Another barrier to health care transformation is lack of training and skills to implement value-based health care and QI. Most clinician education programs do not provide trainees with core competencies in QI and value-based care implementation,31 although there are examples of successful innovation and integration into anesthesiology residency32 and surgical fellowship33 curricula. Notably, the International Council for Perioperative Neuroscience Training accreditation body for neuroanesthesia fellowship training explicitly incorporates quality assurance conferences and simulation in curricular guidelines,34 though whether individual sites are well-equipped to undertake this component of training is uncertain. Recently, hospitals and health care organizations are offering mentorship, training, and support for QI initiatives to develop skilled “champions” of QI and value-based care who can then support neuroanesthesia-focused groups.

A further frequent barrier to health care transformation is a lack of robust infrastructure and resources to measure and report patient-centered outcomes and inform system improvement, particularly given the overworked and exhausted health care workforce.

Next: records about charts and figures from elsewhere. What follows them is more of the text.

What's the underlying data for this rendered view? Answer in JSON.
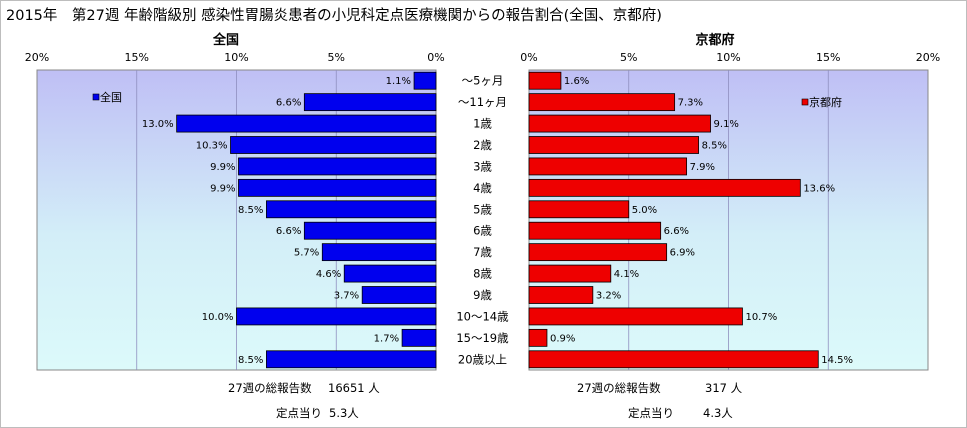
{
  "title": "2015年　第27週 年齢階級別 感染性胃腸炎患者の小児科定点医療機関からの報告割合(全国、京都府)",
  "colors": {
    "nation": "#0000ee",
    "kyoto": "#ee0000",
    "border": "#000000"
  },
  "chart_data": [
    {
      "type": "bar",
      "orientation": "horizontal-reversed",
      "title": "全国",
      "legend": "全国",
      "legend_position": "top-left",
      "xlim": [
        0,
        20
      ],
      "xticks": [
        "20%",
        "15%",
        "10%",
        "5%",
        "0%"
      ],
      "grid": true,
      "categories": [
        "～5ヶ月",
        "～11ヶ月",
        "1歳",
        "2歳",
        "3歳",
        "4歳",
        "5歳",
        "6歳",
        "7歳",
        "8歳",
        "9歳",
        "10～14歳",
        "15～19歳",
        "20歳以上"
      ],
      "values": [
        1.1,
        6.6,
        13.0,
        10.3,
        9.9,
        9.9,
        8.5,
        6.6,
        5.7,
        4.6,
        3.7,
        10.0,
        1.7,
        8.5
      ],
      "labels": [
        "1.1%",
        "6.6%",
        "13.0%",
        "10.3%",
        "9.9%",
        "9.9%",
        "8.5%",
        "6.6%",
        "5.7%",
        "4.6%",
        "3.7%",
        "10.0%",
        "1.7%",
        "8.5%"
      ]
    },
    {
      "type": "bar",
      "orientation": "horizontal",
      "title": "京都府",
      "legend": "京都府",
      "legend_position": "top-right",
      "xlim": [
        0,
        20
      ],
      "xticks": [
        "0%",
        "5%",
        "10%",
        "15%",
        "20%"
      ],
      "grid": true,
      "categories": [
        "～5ヶ月",
        "～11ヶ月",
        "1歳",
        "2歳",
        "3歳",
        "4歳",
        "5歳",
        "6歳",
        "7歳",
        "8歳",
        "9歳",
        "10～14歳",
        "15～19歳",
        "20歳以上"
      ],
      "values": [
        1.6,
        7.3,
        9.1,
        8.5,
        7.9,
        13.6,
        5.0,
        6.6,
        6.9,
        4.1,
        3.2,
        10.7,
        0.9,
        14.5
      ],
      "labels": [
        "1.6%",
        "7.3%",
        "9.1%",
        "8.5%",
        "7.9%",
        "13.6%",
        "5.0%",
        "6.6%",
        "6.9%",
        "4.1%",
        "3.2%",
        "10.7%",
        "0.9%",
        "14.5%"
      ]
    }
  ],
  "footer": {
    "nation_total_label": "27週の総報告数",
    "nation_total_value": "16651 人",
    "nation_per_label": "定点当り",
    "nation_per_value": "5.3人",
    "kyoto_total_label": "27週の総報告数",
    "kyoto_total_value": "317 人",
    "kyoto_per_label": "定点当り",
    "kyoto_per_value": "4.3人"
  }
}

Appropriate risk adjustment is essential when assessing performance metrics to account for differences in populations served and to avoid penalizing organizations that serve vulnerable populations.3 A recent analysis of the US Merit-based Incentive Payment System program found that anesthesiologists who serve low socioeconomic status populations were less likely to receive incentive payments, suggesting insufficient risk adjustment.2 Furthermore, in patients with neurological injury, predictors may differ depending on the type of outcome used. For example, predictors of 3-month EQ-5D differed considerably from the predictors of other clinical outcomes, such as mortality and modified Rankin Scale, after ischemic stroke.35 Overall, optimal risk adjustment for patients with neurological conditions requires further investigation to determine optimal disease-specific outcome measures and appropriate risk adjustment for meaningful comparison.

CONCLUSION

Health care systems are facing increased pressures, providing incentive to evolve toward a model of value-based care with strong QI programs. Neuroanesthesiologists should apply these frameworks to the care of patients with neurological disease by identifying and measuring disease-specific, patient-centered outcomes, by developing multidisciplinary teams, by applying continuous QI, and by increasing efficiency. Applying these concepts will support surgical patients with neurological disease to retain capabilities, receive health care without chaos, and minimize pain and suffering.

ACKNOWLEDGMENTS

A.M.F. gratefully acknowledges support from the Michael Smith Research BC Foundation (Vancouver, BC, Canada).